Con la flotta di droni l’Arta sorveglia la qualità ambientale

Il direttore dell’Agenzia Dionisio: «Con le nuove tecnologie ci adeguiamo ai migliori standard in materia di controllo»
PESCARA. Le Aquile sono pronte a volare. Si tratta di una flotta di droni in dotazione all’Arta Abruzzo (l’Agenzia regionale per la tutela dell’ambiente), che li utilizzerà per monitorare la qualità ambientale del territorio regionale. I droni avranno il compito di effettuare monitoraggi periodici nei luoghi più a rischio, ad esempio le coste e le zone a più alto tasso di urbanizzazione, oltre che controlli straordinari nei siti a rischio.
Con il progetto, l’Arta si dota di un nuovo, efficace strumento per potenziare la capacità investigativa in ambito ambientale. Perché, come spiega il direttore Maurizio Dionisio, questi piccoli aeromobili dotati di fotocamera riescono ad arrivare anche dove l’uomo non può, offrendo per di più un punto di vista privilegiato dal cielo.
«In caso di incendio, ad esempio», spiega Dionisio, «è difficile offrire in tempi rapidi una valutazione della qualità dell’aria, vista la difficoltà di avvicinarsi alle aree in fiamme o comunque ancora fumanti. Prima si utilizzavano sistemi di captazione dell’aria, ma con questi nuovi strumenti il risultato è sicuramente più accurato». Seguono il progetto i chimici dell’Arta Massimo Giusti e Mosè Lamolinara, mentre i droni verranno pilotati da personale specializzato dopo un corso di addestramento.
Tante le applicazioni, dal controllo delle discariche alla ricerca di scarichi abusivi lungo il corso dei fiumi, alla mappatura dei fenomeni di erosione lungo la costa, fino al controllo degli inquinamenti da idrocarburi. «Un altro utilizzo interessante», spiega ancora Dionisio, «è il controllo dell’inquinamento da amianto: sorvolando sui tetti realizzati con questo materiale, il drone riesce a valutarne le condizioni, individuando i casi in cui iniziano a sfaldarsi e intervenendo per evitare che questo materiale cancerogeno si diffonda nell’aria». Al momento, i droni sono utilizzati per osservare le aree intorno alla mega discarica abusiva di Bussi sul Tirino. Per ora, il costo del’operazione si aggira intorno ai 300mila euro. «È un progetto a cui tengo particolarmente», prosegue il direttore dell’Arta. «Sono fermamente convinto che sia indispensabile dotare l’Agenzia di strumenti che consentano di raggiungere un elevato standard tecnologico. Questi nuovi aeromobili ci consentiranno di rispondere ancora più prontamente ed efficacemente alle esigenze del territorio».
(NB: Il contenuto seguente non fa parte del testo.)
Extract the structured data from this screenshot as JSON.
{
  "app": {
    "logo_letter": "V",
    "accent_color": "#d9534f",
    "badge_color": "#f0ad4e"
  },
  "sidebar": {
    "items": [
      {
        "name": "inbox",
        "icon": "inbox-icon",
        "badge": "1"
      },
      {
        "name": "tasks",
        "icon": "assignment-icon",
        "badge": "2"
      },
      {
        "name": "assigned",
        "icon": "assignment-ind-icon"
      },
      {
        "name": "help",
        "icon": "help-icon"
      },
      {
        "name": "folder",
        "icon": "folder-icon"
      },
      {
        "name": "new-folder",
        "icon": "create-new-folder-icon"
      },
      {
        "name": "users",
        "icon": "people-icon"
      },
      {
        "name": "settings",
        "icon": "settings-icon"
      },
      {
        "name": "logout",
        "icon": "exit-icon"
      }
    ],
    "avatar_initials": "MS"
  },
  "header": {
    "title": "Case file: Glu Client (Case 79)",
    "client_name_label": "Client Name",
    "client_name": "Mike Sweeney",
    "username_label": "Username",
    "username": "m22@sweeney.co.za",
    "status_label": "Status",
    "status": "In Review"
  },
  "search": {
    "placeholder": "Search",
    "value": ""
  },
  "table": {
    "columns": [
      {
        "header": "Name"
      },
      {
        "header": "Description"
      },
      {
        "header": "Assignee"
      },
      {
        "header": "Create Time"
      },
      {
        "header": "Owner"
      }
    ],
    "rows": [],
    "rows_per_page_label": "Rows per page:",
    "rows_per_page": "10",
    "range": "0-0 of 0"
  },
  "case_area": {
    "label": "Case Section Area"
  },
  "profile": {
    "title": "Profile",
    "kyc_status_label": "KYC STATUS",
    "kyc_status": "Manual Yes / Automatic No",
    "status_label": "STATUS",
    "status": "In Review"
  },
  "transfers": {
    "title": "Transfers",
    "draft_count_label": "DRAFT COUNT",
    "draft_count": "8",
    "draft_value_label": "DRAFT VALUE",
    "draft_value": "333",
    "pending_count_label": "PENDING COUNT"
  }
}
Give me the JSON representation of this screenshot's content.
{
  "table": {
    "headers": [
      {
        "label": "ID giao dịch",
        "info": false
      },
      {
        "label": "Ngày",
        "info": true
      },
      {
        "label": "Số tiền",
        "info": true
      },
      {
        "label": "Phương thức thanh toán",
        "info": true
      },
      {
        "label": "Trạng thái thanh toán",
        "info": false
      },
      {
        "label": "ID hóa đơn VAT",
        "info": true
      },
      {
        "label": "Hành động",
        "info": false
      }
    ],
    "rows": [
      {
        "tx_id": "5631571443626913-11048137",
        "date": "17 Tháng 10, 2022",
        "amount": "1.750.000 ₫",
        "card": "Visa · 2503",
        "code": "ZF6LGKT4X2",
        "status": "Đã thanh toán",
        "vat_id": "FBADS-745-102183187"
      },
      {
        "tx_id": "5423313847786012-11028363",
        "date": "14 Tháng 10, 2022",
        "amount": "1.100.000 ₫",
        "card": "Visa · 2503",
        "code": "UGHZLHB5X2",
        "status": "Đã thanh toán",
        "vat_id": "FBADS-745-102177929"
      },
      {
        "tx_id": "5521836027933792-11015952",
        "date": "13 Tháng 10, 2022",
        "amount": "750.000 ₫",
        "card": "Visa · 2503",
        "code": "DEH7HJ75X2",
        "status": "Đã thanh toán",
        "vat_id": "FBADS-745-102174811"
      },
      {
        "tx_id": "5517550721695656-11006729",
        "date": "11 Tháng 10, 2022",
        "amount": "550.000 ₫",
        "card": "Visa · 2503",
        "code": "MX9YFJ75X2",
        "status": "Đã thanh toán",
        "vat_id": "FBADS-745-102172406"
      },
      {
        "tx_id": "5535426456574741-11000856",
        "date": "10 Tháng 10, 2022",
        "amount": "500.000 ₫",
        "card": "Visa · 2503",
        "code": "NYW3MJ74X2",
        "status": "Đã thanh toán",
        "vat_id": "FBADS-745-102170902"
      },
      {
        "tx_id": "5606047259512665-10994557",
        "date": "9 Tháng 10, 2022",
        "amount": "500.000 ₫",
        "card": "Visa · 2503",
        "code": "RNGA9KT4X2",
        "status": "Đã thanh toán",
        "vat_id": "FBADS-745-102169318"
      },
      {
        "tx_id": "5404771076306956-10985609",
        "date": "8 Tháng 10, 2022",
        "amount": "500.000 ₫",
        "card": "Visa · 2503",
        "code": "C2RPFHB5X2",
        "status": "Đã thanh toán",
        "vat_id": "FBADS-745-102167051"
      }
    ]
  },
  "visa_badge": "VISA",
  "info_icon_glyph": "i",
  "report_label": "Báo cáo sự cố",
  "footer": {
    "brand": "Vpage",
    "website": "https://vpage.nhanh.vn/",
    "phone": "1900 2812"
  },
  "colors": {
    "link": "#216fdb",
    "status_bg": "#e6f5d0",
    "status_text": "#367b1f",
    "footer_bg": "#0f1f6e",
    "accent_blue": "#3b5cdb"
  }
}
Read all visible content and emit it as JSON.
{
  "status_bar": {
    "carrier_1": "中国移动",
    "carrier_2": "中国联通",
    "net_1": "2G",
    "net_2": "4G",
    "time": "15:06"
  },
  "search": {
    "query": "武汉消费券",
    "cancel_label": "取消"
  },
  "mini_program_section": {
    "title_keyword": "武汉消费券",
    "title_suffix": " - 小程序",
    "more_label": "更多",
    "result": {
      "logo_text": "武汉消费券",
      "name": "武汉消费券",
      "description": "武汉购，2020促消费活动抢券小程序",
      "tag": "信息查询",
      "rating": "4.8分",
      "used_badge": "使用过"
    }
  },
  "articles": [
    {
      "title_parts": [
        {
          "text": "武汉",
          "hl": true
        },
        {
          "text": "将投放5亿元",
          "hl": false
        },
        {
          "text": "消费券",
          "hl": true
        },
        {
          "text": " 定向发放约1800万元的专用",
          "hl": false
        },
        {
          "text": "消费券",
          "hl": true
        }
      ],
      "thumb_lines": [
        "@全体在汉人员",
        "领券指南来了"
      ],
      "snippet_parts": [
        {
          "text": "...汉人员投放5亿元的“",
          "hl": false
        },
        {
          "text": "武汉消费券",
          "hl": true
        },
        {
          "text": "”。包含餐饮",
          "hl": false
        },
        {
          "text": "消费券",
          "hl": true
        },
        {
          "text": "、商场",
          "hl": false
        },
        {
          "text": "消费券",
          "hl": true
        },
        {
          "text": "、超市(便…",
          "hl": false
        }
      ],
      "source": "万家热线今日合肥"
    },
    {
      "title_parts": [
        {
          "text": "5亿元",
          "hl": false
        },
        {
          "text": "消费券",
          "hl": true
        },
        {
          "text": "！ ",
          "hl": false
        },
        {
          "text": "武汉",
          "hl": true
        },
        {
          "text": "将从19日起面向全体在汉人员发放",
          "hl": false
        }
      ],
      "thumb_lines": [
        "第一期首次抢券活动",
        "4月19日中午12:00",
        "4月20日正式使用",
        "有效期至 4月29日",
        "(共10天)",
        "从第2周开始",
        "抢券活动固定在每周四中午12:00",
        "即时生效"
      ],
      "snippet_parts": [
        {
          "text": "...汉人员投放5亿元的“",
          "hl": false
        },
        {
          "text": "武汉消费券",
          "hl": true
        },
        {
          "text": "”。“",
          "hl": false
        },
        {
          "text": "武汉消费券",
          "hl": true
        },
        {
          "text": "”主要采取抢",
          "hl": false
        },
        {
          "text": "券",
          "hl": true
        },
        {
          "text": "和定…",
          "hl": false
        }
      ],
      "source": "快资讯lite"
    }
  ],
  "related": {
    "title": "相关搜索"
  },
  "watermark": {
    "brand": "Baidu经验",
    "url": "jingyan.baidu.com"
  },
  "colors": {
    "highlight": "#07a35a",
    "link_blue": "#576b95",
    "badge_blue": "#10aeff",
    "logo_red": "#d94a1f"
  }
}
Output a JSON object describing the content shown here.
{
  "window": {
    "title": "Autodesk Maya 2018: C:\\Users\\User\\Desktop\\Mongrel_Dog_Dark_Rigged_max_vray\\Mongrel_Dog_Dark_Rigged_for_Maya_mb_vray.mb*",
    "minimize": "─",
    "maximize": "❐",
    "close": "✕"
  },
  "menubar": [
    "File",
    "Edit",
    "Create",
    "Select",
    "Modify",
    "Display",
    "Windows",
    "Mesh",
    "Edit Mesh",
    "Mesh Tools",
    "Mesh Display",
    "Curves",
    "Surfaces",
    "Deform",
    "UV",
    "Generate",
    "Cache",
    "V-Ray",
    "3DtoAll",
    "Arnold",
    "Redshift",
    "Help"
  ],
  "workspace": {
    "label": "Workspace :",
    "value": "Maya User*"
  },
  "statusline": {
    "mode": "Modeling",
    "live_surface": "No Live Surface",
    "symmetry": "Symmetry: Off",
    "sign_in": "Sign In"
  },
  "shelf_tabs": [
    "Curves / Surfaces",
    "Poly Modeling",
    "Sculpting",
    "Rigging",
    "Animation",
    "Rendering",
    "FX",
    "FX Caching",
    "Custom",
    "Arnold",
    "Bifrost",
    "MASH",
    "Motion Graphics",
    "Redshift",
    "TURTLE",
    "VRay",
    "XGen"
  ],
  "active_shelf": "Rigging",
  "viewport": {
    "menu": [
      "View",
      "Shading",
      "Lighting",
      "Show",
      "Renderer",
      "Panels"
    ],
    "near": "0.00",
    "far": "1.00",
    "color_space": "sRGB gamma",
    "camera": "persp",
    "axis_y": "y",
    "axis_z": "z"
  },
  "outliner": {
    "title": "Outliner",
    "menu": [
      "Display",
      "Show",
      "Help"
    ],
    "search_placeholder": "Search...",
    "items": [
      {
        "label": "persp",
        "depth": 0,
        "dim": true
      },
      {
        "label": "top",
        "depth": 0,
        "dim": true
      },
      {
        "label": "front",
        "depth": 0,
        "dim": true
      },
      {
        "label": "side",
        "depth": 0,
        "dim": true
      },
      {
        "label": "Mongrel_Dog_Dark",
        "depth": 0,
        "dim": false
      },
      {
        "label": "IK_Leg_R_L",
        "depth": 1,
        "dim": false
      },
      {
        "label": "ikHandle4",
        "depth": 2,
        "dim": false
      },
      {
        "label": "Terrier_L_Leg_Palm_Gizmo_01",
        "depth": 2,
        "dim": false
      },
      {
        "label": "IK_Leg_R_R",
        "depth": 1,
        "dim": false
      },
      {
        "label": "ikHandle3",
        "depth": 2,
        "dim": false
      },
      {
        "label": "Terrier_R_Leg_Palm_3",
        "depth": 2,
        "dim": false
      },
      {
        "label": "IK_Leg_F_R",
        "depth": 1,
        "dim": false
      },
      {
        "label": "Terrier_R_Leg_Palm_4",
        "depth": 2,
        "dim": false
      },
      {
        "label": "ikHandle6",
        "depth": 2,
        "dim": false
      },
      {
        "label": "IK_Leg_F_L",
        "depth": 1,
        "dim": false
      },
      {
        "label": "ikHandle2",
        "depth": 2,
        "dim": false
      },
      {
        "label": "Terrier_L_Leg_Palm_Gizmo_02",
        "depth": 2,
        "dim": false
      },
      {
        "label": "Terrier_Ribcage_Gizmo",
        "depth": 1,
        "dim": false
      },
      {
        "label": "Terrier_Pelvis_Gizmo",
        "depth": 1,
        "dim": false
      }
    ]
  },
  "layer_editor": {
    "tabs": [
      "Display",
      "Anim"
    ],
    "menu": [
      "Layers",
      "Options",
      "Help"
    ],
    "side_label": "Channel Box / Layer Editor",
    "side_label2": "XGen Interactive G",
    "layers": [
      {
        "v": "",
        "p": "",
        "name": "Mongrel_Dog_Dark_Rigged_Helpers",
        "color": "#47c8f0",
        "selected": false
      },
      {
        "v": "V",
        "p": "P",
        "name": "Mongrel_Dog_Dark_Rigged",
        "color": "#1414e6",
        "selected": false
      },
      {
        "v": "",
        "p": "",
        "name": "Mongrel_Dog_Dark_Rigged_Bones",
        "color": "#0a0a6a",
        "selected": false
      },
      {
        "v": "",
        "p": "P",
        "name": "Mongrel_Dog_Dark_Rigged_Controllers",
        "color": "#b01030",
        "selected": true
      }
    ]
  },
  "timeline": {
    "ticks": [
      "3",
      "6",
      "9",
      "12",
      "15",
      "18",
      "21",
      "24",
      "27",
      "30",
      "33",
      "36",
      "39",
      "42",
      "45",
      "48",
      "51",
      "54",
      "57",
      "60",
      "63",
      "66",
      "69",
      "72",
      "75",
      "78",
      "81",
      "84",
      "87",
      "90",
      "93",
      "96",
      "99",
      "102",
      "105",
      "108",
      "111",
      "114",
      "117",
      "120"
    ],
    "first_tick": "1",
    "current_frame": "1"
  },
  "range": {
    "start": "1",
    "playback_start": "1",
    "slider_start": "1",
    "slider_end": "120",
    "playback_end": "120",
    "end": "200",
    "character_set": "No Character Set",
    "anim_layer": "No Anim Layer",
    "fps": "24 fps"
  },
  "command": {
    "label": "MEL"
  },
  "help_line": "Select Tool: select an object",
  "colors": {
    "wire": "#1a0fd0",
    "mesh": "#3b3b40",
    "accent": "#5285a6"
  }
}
Nello specifico, i sensori utilizzati per la termografia permetteranno ai droni di rilevare differenze di temperatura anomale e di misurare le temperature assolute, mentre il drone da laboratorio consentirà, tramite specifici sensori a raggi infrarossi, di acquisire campioni d’aria da analizzare successivamente in laboratorio, evitando l’esposizione dell’operatore a potenziali pericoli. Estremamente importanti le future applicazioni: in particolare, il “drone naso” che grazie a un rilevatore portatile permetterà di misurare un’ampia gamma di inquinanti e di effettuare rilevazioni dinamiche in ogni parte della regione. «In un momento storico in cui le risorse economiche da destinare alla prevenzione e al controllo del rischio ambientale sono ridotte», conclude Dionisio, «la tecnologia offre opportunità che fino a qualche tempo fa erano assolutamente impensati. Ringrazio l’assessore regionale all’Ambiente, Emanuele Imprudente, per il sostegno a un progetto che consentirà di rendere ancora più incisiva l’azione dell’Agenzia nel controllo e nella tutela dell’ambiente».